A conclusão é de um parecer da Comissão Nacional de Proteção de Dados (CNPD), pedido pelo Ministério da Administração Interna, sobre um pedido de autorização da PSP, ao ministério, sobre a utilização de duas câmaras portáteis, pelo Comando Metropolitano de Lisboa, autorizada pelo Diretor Nacional da PSP.
"Mesmo considerando as concretas circunstâncias que justificaram a utilização de câmaras portáteis, a CNPD entende que o direito de informação, constitucional e legalmente consagrado, foi muito deficientemente assegurado", afirma a presidente da CNPD, Filipa Calvão, no documento que assinou em 19 de abril, três dias após a manifestação de apoio ao juiz Rui Fonseca e Castro, em 16 de abril, da qual resultou a detenção de 10 manifestantes.
A CNPD reconhece, no documento, que as decisões de utilização de câmaras tomadas no início do evento monitorizado não eram "facilmente compatíveis com as formas de divulgação a que a PSP costuma recorrer" quando utiliza câmaras portáteis, mas ainda assim entende que "haveria formas de divulgação que, no caso concreto, não parecem sequer ter sido ponderadas".
Filipa Calvão sublinha que a Constituição faculta aos cidadãos o direito a serem informados da utilização de câmaras de videovigilância, permitindo às pessoas decidir sujeitar-se ao tratamento de dados, resultante da gravação de imagem e som, "possibilitando assim a decisão de não se deslocarem ou não estarem no local onde a captação das imagens vai decorrer", que foi na rua Duque de Palmela, em Lisboa, a partir das l4:00 do dia 16 de abril.
A comissão conclui também que, face do declarado no pedido de parecer e às características técnicas das duas câmaras utilizadas, o sistema de videovigilância utilizado "não cumpre a maior parte dos requisitos definidos", destacando os relativos à segurança da informação e à integridade das imagens para efeito de prova em eventual processo judicial, bem como à auditabilidade do tratamento de dados: encriptação ou cifragem das imagens gravadas, sincronização com a hora legal portuguesa e registo de operações no sistema local.
A CNPD salienta também que a lei, ao abrigo da qual o Diretor Nacional da PSP autorizou a PSP a usar as câmaras naquela manifestação, "impõe uma autorização prévia" do Governo que "deve ser precedida" do parecer da CNPD, sendo por isso, classifica, "um procedimento distinto e excecional", por pronuncia em momento posterior à utilização das câmaras.
"Importa aqui sublinhar que as câmaras portáteis têm, pela sua própria natureza, um risco acrescido de acesso indevido, facto pelo qual devem ser objeto de medidas acrescidas de segurança.
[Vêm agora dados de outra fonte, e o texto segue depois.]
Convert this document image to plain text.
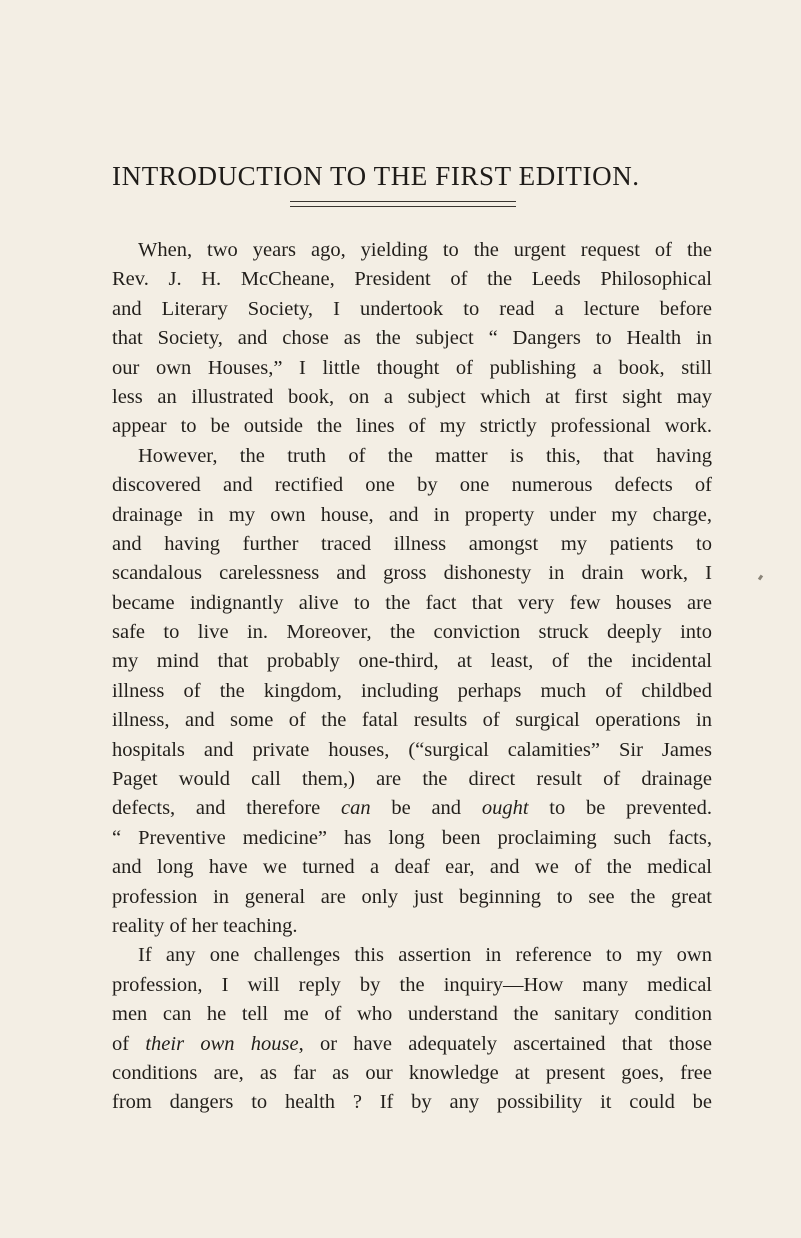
INTRODUCTION TO THE FIRST EDITION.
When, two years ago, yielding to the urgent request of the
Rev. J. H. McCheane, President of the Leeds Philosophical
and Literary Society, I undertook to read a lecture before
that Society, and chose as the subject “ Dangers to Health in
our own Houses,” I little thought of publishing a book, still
less an illustrated book, on a subject which at first sight may
appear to be outside the lines of my strictly professional work.
However, the truth of the matter is this, that having
discovered and rectified one by one numerous defects of
drainage in my own house, and in property under my charge,
and having further traced illness amongst my patients to
scandalous carelessness and gross dishonesty in drain work, I
became indignantly alive to the fact that very few houses are
safe to live in. Moreover, the conviction struck deeply into
my mind that probably one-third, at least, of the incidental
illness of the kingdom, including perhaps much of childbed
illness, and some of the fatal results of surgical operations in
hospitals and private houses, (“surgical calamities” Sir James
Paget would call them,) are the direct result of drainage
defects, and therefore can be and ought to be prevented.
“ Preventive medicine” has long been proclaiming such facts,
and long have we turned a deaf ear, and we of the medical
profession in general are only just beginning to see the great
reality of her teaching.
If any one challenges this assertion in reference to my own
profession, I will reply by the inquiry—How many medical
men can he tell me of who understand the sanitary condition
of their own house, or have adequately ascertained that those
conditions are, as far as our knowledge at present goes, free
from dangers to health ? If by any possibility it could be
E uma das medidas essenciais diz respeito à cifragem ou encriptação dos dados (imagens), que também se apresenta como condição da fidedignidade da prova relativamente às condutas captadas pela câmara", acrescenta.
Filipa Calvão alerta que, para efeito de prova em eventual processo judicial, "é também essencial" essa sincronização da data e hora das imagens gravadas com a hora portuguesa, e conta sobre as "omissões informativas essenciais" para se pronunciar, que a levaram a analisar as características do modelo da câmara utilizada "disponibilizadas pelo fabricante".
A câmara não garante a encriptação ou cifragem das imagens gravadas, nem a sincronização automática com a hora legal portuguesa, conclui a CNPD, que alerta para o facto de que "a sincronização poderia ter sido assegurada manualmente, mas com o risco de imprecisão decorrente da intervenção humana".
No parecer, é ainda dado a conhecer que a câmara inicialmente utilizada pela PSP na manifestação se avariou, altura em que se passou a utilizar um telemóvel de serviço para continuar a captação e gravação de imagens, um dispositivo com capacidade de gravação de som mas sobre cuja efetivação da gravação "nada é referido" no pedido de parecer à CNPD.
"Além disso, a câmara portátil da Sony, sendo uma câmara fotográfica (com funcionalidade de vídeo), não permite a auditabilidade das operações nela realizadas, na medida em que não é suscetível de registar os eventos, e o mesmo acontece com a câmara do telemóvel", conclui.
A manifestação de apoio ao juiz foi convocada pela associação Habeas Corpus, fundada pelo próprio Rui Fonseca e Castro, suspenso preventivamente por incentivar publicamente ao incumprimento das regras de combate à pandemia de covid-19, como o uso de máscara, que constitui desobediência civil.